CVE-2022-27490

Name of the Vulnerable Software and Affected Versions FortiManager versions 6.0.0 through 6.0.4 FortiAnalyzer versions 6.0.0 through 6.0.4 FortiPortal versions 4.1.x through 5.3.8 FortiPortal versions 5.0.x through 6.0.9 FortiSwitch versions 6.0.x through 7.0.4 FortiSwitch versions 6.2.x through 6.4.10

Description The issue is related to the exposure of sensitive information to unauthorized actors. An attacker with access to a restricted administrative account can obtain sensitive information via diagnose debug commands. This is due to a lack of protection for service data.

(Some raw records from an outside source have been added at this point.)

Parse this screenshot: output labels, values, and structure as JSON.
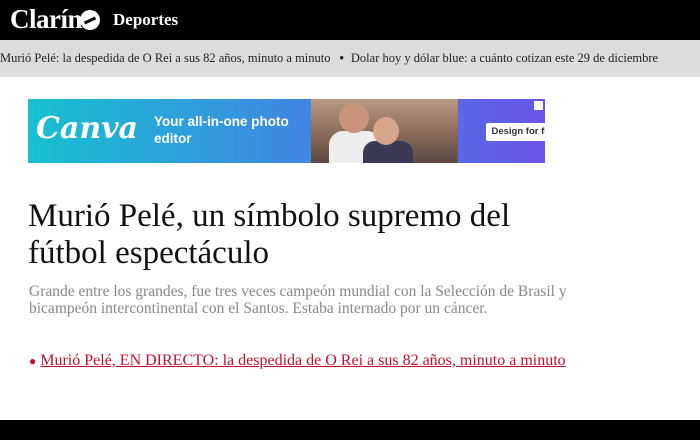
{
  "header": {
    "logo_text": "Clarín",
    "section": "Deportes"
  },
  "ticker": {
    "items": [
      "Murió Pelé: la despedida de O Rei a sus 82 años, minuto a minuto",
      "Dolar hoy y dólar blue: a cuánto cotizan este 29 de diciembre"
    ]
  },
  "ad": {
    "brand": "Canva",
    "tagline": "Your all-in-one photo editor",
    "cta": "Design for free"
  },
  "article": {
    "headline": "Murió Pelé, un símbolo supremo del fútbol espectáculo",
    "summary": "Grande entre los grandes, fue tres veces campeón mundial con la Selección de Brasil y bicampeón intercontinental con el Santos. Estaba internado por un cáncer.",
    "live_link": "Murió Pelé, EN DIRECTO: la despedida de O Rei a sus 82 años, minuto a minuto"
  },
  "colors": {
    "link_red": "#c4102e",
    "ticker_bg": "#dcdcdc"
  }
}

Recommendations For FortiManager versions 6.0.0 through 6.0.4, update to a version that includes a fix for this issue. For FortiAnalyzer versions 6.0.0 through 6.0.4, update to a version that includes a fix for this issue. For FortiPortal versions 4.1.x through 5.3.8, update to a version that includes a fix for this issue. For FortiPortal versions 5.0.x through 6.0.9, update to a version that includes a fix for this issue. For FortiSwitch versions 6.0.x through 7.0.4, update to a version that includes a fix for this issue. For FortiSwitch versions 6.2.x through 6.4.10, update to a version that includes a fix for this issue. As a temporary workaround, consider restricting access to diagnose debug commands until a patch is available.